A financial infrastructure firm, Passpoint, has announced the launch of what it describes as a “financial orchestration layer” aimed at simplifying cross-border payments and operations across Africa, Europe and G20 markets.
The company said the platform integrates payments, compliance, foreign exchange liquidity management and settlement into a single system, addressing longstanding fragmentation across African payment ecosystems.
Speaking on the development, co-founder and chief executive officer, Kelechi Uchegbulem, said the innovation is designed to tackle the structural challenges businesses face when operating across multiple payment systems and regulatory environments.

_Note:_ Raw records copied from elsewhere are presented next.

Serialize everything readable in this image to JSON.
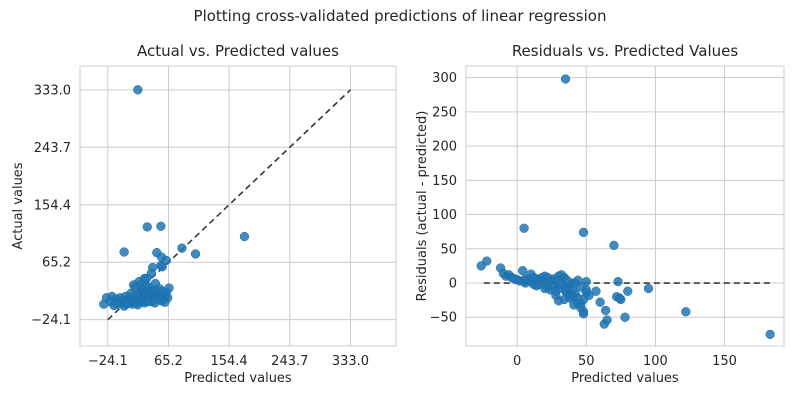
{
  "suptitle": "Plotting cross-validated predictions of linear regression",
  "chart_data": [
    {
      "type": "scatter",
      "title": "Actual vs. Predicted values",
      "xlabel": "Predicted values",
      "ylabel": "Actual values",
      "xlim": [
        -65,
        400
      ],
      "ylim": [
        -65,
        370
      ],
      "xticks": [
        -24.1,
        65.2,
        154.4,
        243.7,
        333.0
      ],
      "yticks": [
        -24.1,
        65.2,
        154.4,
        243.7,
        333.0
      ],
      "xtick_labels": [
        "−24.1",
        "65.2",
        "154.4",
        "243.7",
        "333.0"
      ],
      "ytick_labels": [
        "−24.1",
        "65.2",
        "154.4",
        "243.7",
        "333.0"
      ],
      "grid": true,
      "reference_line": {
        "x": [
          -24.1,
          333.0
        ],
        "y": [
          -24.1,
          333.0
        ],
        "style": "dashed"
      },
      "point_color": "#1f77b4",
      "points": [
        [
          20,
          333
        ],
        [
          177,
          105
        ],
        [
          34,
          120
        ],
        [
          54,
          121
        ],
        [
          48,
          80
        ],
        [
          85,
          87
        ],
        [
          105,
          78
        ],
        [
          0,
          81
        ],
        [
          55,
          73
        ],
        [
          62,
          68
        ],
        [
          54,
          60
        ],
        [
          56,
          58
        ],
        [
          42,
          57
        ],
        [
          30,
          40
        ],
        [
          22,
          35
        ],
        [
          40,
          48
        ],
        [
          33,
          40
        ],
        [
          46,
          32
        ],
        [
          14,
          30
        ],
        [
          25,
          24
        ],
        [
          38,
          21
        ],
        [
          50,
          18
        ],
        [
          58,
          16
        ],
        [
          -30,
          0
        ],
        [
          -26,
          10
        ],
        [
          -18,
          12
        ],
        [
          -12,
          8
        ],
        [
          -8,
          4
        ],
        [
          -4,
          2
        ],
        [
          0,
          1
        ],
        [
          3,
          0
        ],
        [
          6,
          4
        ],
        [
          8,
          7
        ],
        [
          10,
          3
        ],
        [
          12,
          6
        ],
        [
          14,
          10
        ],
        [
          16,
          12
        ],
        [
          18,
          2
        ],
        [
          20,
          5
        ],
        [
          22,
          9
        ],
        [
          24,
          14
        ],
        [
          26,
          18
        ],
        [
          28,
          11
        ],
        [
          30,
          6
        ],
        [
          32,
          15
        ],
        [
          34,
          20
        ],
        [
          36,
          8
        ],
        [
          38,
          12
        ],
        [
          40,
          4
        ],
        [
          42,
          14
        ],
        [
          44,
          17
        ],
        [
          46,
          22
        ],
        [
          48,
          10
        ],
        [
          50,
          8
        ],
        [
          52,
          13
        ],
        [
          54,
          16
        ],
        [
          56,
          20
        ],
        [
          58,
          7
        ],
        [
          60,
          12
        ],
        [
          62,
          18
        ],
        [
          64,
          10
        ],
        [
          66,
          25
        ],
        [
          -6,
          10
        ],
        [
          2,
          12
        ],
        [
          10,
          17
        ],
        [
          28,
          24
        ],
        [
          36,
          27
        ],
        [
          44,
          6
        ],
        [
          -2,
          6
        ],
        [
          4,
          2
        ],
        [
          8,
          10
        ],
        [
          12,
          0
        ],
        [
          18,
          14
        ],
        [
          26,
          4
        ],
        [
          -20,
          4
        ],
        [
          -15,
          -2
        ],
        [
          -10,
          0
        ],
        [
          0,
          -3
        ],
        [
          5,
          1
        ],
        [
          15,
          3
        ],
        [
          20,
          -1
        ],
        [
          30,
          2
        ],
        [
          35,
          4
        ],
        [
          45,
          2
        ],
        [
          55,
          5
        ],
        [
          60,
          3
        ],
        [
          16,
          26
        ],
        [
          24,
          30
        ],
        [
          32,
          28
        ],
        [
          52,
          24
        ]
      ]
    },
    {
      "type": "scatter",
      "title": "Residuals vs. Predicted Values",
      "xlabel": "Predicted values",
      "ylabel": "Residuals (actual - predicted)",
      "xlim": [
        -37,
        193
      ],
      "ylim": [
        -92,
        317
      ],
      "xticks": [
        0,
        50,
        100,
        150
      ],
      "yticks": [
        -50,
        0,
        50,
        100,
        150,
        200,
        250,
        300
      ],
      "xtick_labels": [
        "0",
        "50",
        "100",
        "150"
      ],
      "ytick_labels": [
        "−50",
        "0",
        "50",
        "100",
        "150",
        "200",
        "250",
        "300"
      ],
      "grid": true,
      "reference_line": {
        "x": [
          -24.1,
          183
        ],
        "y": [
          0,
          0
        ],
        "style": "dashed"
      },
      "point_color": "#1f77b4",
      "points": [
        [
          35,
          298
        ],
        [
          5,
          80
        ],
        [
          48,
          74
        ],
        [
          70,
          55
        ],
        [
          -26,
          25
        ],
        [
          -22,
          32
        ],
        [
          -12,
          22
        ],
        [
          -10,
          14
        ],
        [
          -8,
          10
        ],
        [
          -6,
          12
        ],
        [
          -4,
          8
        ],
        [
          -2,
          6
        ],
        [
          0,
          5
        ],
        [
          2,
          3
        ],
        [
          4,
          18
        ],
        [
          5,
          2
        ],
        [
          6,
          0
        ],
        [
          8,
          6
        ],
        [
          10,
          13
        ],
        [
          12,
          -2
        ],
        [
          14,
          -4
        ],
        [
          16,
          4
        ],
        [
          18,
          8
        ],
        [
          20,
          -8
        ],
        [
          22,
          -6
        ],
        [
          24,
          -10
        ],
        [
          26,
          -4
        ],
        [
          28,
          -12
        ],
        [
          30,
          -8
        ],
        [
          32,
          12
        ],
        [
          34,
          8
        ],
        [
          35,
          -12
        ],
        [
          36,
          -14
        ],
        [
          38,
          -18
        ],
        [
          40,
          -20
        ],
        [
          42,
          -16
        ],
        [
          44,
          -22
        ],
        [
          46,
          -30
        ],
        [
          48,
          -24
        ],
        [
          50,
          -14
        ],
        [
          52,
          -18
        ],
        [
          34,
          -4
        ],
        [
          36,
          -8
        ],
        [
          38,
          -6
        ],
        [
          40,
          0
        ],
        [
          28,
          2
        ],
        [
          26,
          6
        ],
        [
          24,
          4
        ],
        [
          22,
          8
        ],
        [
          20,
          10
        ],
        [
          18,
          2
        ],
        [
          16,
          -2
        ],
        [
          14,
          6
        ],
        [
          12,
          8
        ],
        [
          10,
          2
        ],
        [
          8,
          4
        ],
        [
          6,
          6
        ],
        [
          30,
          10
        ],
        [
          32,
          -2
        ],
        [
          44,
          4
        ],
        [
          46,
          -6
        ],
        [
          50,
          2
        ],
        [
          36,
          4
        ],
        [
          42,
          0
        ],
        [
          40,
          -10
        ],
        [
          30,
          -26
        ],
        [
          34,
          -24
        ],
        [
          38,
          -22
        ],
        [
          44,
          -30
        ],
        [
          46,
          -36
        ],
        [
          48,
          -42
        ],
        [
          41,
          -32
        ],
        [
          63,
          -60
        ],
        [
          65,
          -54
        ],
        [
          64,
          -40
        ],
        [
          72,
          -20
        ],
        [
          75,
          -24
        ],
        [
          78,
          -50
        ],
        [
          80,
          -12
        ],
        [
          74,
          -22
        ],
        [
          57,
          -12
        ],
        [
          60,
          -28
        ],
        [
          48,
          -45
        ],
        [
          73,
          2
        ],
        [
          95,
          -8
        ],
        [
          122,
          -42
        ],
        [
          183,
          -75
        ],
        [
          28,
          -18
        ],
        [
          50,
          -10
        ]
      ]
    }
  ]
}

“The payments infrastructure challenge in Africa is not about moving money. Every gateway moves money. The challenge is governing it, routing intelligently across fragmented rails, staying compliant across jurisdictions, managing forex exposure and settling predictably across markets,” he said.
He added that the platform provides a unified layer that allows businesses to operate across markets without the need to build separate integrations for each payment provider.
Africa’s payment landscape remains highly fragmented, with country-specific systems such as mobile money platforms, interbank networks and regional payment rails operating largely in silos.
Passpoint noted that its orchestration layer introduces capabilities such as intelligent transaction routing, embedded compliance processes, multi-currency treasury management and unified settlement reporting through a single application programming interface (API).
Also speaking, co-founder and chief commercial officer, Adejuwon Oyebanjo, said the platform represents a shift from traditional payment gateways to a more comprehensive control system for financial operations.
“The businesses building at the frontier of African and global commerce are not asking for a better gateway. They are asking for control over routing, forex exposure, compliance and settlement. That is what orchestration means in practice,” he said.
According to the company, businesses using the platform have recorded improvements in transaction success rates, reduced forex costs, and lower operational overheads due to consolidated payment infrastructure.
The firm, which holds licences from the Central Bank of Nigeria and operates across multiple jurisdictions including Europe and North America, said its expansion reflects growing demand for infrastructure that can support seamless cross-border trade.